One of the best features of the new building that LinkedIn opened up at 2051 Stierlin Court in Mountain View is the new Coca-Cola Freestyle. The Freestyle is a modern soda fountain wrapped in a vending machine. You can order any one of over 100 different varieties of soft drink, ranging from flavored Dasani water to my personal (and discontinued) favorite: Diet Vanilla Coke.
After playing with the machine for a few months, I’ve realized that Coca-Cola is sitting on a massive marketing opportunity with his machine, if they execute it aggressively. Obviously, coming from the social web, I have a particular angle on how I would leverage this new machine in the marketplace.
How It Works
The Coke Freestyle may look like a vending machine, but it’s internals look more like a giant inkjet printer. It seems to have two types of cartridges: large bulky core soft drink syrups (e.g. Coke, Sprite, Diet Coke, etc) and smaller flavor syrups (vanilla, lime, sugar-free vanilla, etc). It combines these with a water source and carbonation on demand based with varying portions of each.
Thus, a small number of core flavors and accent flavors can deliver a truly breathtaking variety of soft drinks. My six year old, for example, delights in flavors of Sprite he never imagined (including a distinctly fluorescent purple “Grape Sprite”).
Most exciting of all, the machine is equipped with a Verizon USB wireless modem, and is IP-capable. Nominally, this exists so that the machine can report daily on its supply levels, allowing service to know which cartridges need restocking.
While the software on the machine is extremely primitive, it’s this networked capability that has the potential to turn the Coke Freestyle into a game changing marketing machine.
Give Customers Choice
The first step in redesigning the software on the Coke Freestyle is to start crowd sourcing new flavors. With a few simple variables, Coke could take this machine from offering 100 different drinks to thousands.
Want a Barq’s Root beer with Cherry? You got it. Coke Zero with Lemon? Whatever floats your boat.
A very small set of options could really open up thousands of possibilities:
- Pick any base syrup
- Pick up to two accent syrups
- Let them “double” a flavor (e.g. Extra Cherry)
Make Customization a Game
Now the fun begins. There are a number of game design principles we could apply here.

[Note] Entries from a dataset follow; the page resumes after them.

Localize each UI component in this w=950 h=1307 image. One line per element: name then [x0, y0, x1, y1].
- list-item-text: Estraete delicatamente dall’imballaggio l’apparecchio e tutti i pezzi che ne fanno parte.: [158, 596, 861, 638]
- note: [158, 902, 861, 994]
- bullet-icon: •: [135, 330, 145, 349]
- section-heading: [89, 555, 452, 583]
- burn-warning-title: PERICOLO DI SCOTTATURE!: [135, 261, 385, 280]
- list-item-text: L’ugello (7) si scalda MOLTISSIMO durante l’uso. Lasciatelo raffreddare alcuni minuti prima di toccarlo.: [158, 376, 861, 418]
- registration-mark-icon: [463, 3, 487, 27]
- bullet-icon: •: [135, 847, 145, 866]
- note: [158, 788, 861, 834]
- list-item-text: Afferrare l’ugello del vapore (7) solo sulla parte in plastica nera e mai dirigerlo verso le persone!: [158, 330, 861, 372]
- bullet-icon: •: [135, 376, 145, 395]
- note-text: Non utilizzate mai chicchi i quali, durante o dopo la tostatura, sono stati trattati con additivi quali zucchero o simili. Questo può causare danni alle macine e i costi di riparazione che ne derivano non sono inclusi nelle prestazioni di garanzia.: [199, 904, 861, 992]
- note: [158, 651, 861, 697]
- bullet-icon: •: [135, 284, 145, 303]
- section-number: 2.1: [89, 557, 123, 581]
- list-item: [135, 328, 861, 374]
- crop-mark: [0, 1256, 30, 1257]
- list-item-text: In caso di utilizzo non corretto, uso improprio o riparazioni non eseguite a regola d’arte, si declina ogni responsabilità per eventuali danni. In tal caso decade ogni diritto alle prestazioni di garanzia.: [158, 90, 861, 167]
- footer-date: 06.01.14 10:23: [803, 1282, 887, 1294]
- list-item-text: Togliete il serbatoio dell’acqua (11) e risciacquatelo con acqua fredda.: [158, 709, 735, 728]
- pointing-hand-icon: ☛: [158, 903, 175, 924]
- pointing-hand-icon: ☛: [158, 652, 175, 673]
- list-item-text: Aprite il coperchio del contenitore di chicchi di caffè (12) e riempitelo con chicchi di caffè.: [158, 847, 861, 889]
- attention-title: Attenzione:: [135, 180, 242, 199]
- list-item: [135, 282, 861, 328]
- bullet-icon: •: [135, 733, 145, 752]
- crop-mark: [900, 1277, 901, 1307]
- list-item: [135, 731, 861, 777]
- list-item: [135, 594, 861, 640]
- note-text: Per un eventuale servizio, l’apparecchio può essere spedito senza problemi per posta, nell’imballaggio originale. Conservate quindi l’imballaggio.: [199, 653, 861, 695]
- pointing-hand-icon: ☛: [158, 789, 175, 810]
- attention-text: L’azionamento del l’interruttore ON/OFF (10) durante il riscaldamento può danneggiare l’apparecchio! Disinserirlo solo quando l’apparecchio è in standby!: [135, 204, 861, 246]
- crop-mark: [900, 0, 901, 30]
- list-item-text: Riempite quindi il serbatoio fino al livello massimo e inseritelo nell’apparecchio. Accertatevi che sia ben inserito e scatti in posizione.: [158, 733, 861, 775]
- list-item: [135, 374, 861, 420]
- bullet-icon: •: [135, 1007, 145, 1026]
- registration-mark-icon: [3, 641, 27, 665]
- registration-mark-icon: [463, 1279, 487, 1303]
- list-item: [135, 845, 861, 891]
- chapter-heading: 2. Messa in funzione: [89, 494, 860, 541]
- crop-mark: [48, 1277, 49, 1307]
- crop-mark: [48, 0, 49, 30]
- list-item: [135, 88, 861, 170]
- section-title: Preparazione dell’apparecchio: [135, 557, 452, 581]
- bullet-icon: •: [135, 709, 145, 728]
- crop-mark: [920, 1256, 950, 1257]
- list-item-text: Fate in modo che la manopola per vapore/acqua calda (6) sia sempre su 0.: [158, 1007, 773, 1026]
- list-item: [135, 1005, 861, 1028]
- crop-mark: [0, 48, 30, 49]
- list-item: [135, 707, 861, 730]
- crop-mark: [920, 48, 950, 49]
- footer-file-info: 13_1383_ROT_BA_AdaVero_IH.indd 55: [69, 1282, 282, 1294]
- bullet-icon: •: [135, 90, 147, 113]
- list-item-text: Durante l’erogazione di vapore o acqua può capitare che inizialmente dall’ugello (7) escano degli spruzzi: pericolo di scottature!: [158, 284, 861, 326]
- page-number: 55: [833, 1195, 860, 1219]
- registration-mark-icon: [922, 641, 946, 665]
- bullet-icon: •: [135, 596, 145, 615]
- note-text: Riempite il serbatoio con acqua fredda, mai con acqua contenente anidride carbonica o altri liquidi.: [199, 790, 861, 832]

First, the machine could highlight the “top” custom flavors that have been recently ordered on the machine. This would serve as a mechanism to obtain “votes” for new flavors that expert users create.
To help mix up selection, the machine should also highlight recent choices or randomized choices to help ensure that a few custom drinks don’t runaway with the voting.
In a perfect world, this voting would be personalized. Maybe people can name their drinks and take credit for their creation. This could be done by making the machine accessible to nearby smart phones. (BTW This might be a great reason for people to have an account with cocacola.com, tied to their Facebook or Twitter accounts)
Very soon, machines would develop their own popular custom flavors. Machines near each other can pick up flavors from the same geography. Local variations in preferences and popularity can turn into realtime market research and crowd sourced product development. Who knows? Maybe root beer with cherry syrup is a winner in East Texas? The best flavors can then efficiently be produced and promoted in geographies pre-tested by the Coke Freestyle network.
In this world, rather than devoting R&D effort to new brand extensions, Coke can focus on new base and accent syrups.
The Coke Freestyle, by virtue of being a networked device, can also promote drinks effectively and price dynamically. If there is a big push for Diet Coke Vanilla, it can be highlighted and discounted appropriately. More importantly, like Starbucks, members with accounts can get promotional discounts and rewards to keep them coming back to Coke.
Given the incredible market research and distribution benefits of the Coke Freestyle, pricing becomes a really interesting question. Compared to “dumb” vending machines, these networked devices might enable heavily subsidized pricing. Given the relatively lower marginal cost of goods for a fountain-based machine, Coke might be able to fundamentally alter the dynamics of vending distribution by deploying machines in shopping malls and high traffic locations and undercutting competitive machines.
Who is to say that they couldn’t offer drinks at 25 cents each? If the primary goal of the machines is to generate and test brand extensions, there is a powerful motive to generate a large a volume of frequent voting.
This is the real strategic question for Coke: are they willing to disrupt well known and established vending machine economics to build out a realtime market research platform? How much is this data potentially worth?
Does Coke Get It?
For the last few months, I’ve been trying to get network access to the Coke Freestyle to experiment with some of these concepts as a Hackday project. I was disappointed to find out that the machine currently has extremely limited services exposed over the network.
I hope Coke realizes what a winner they have on their hands with his machine.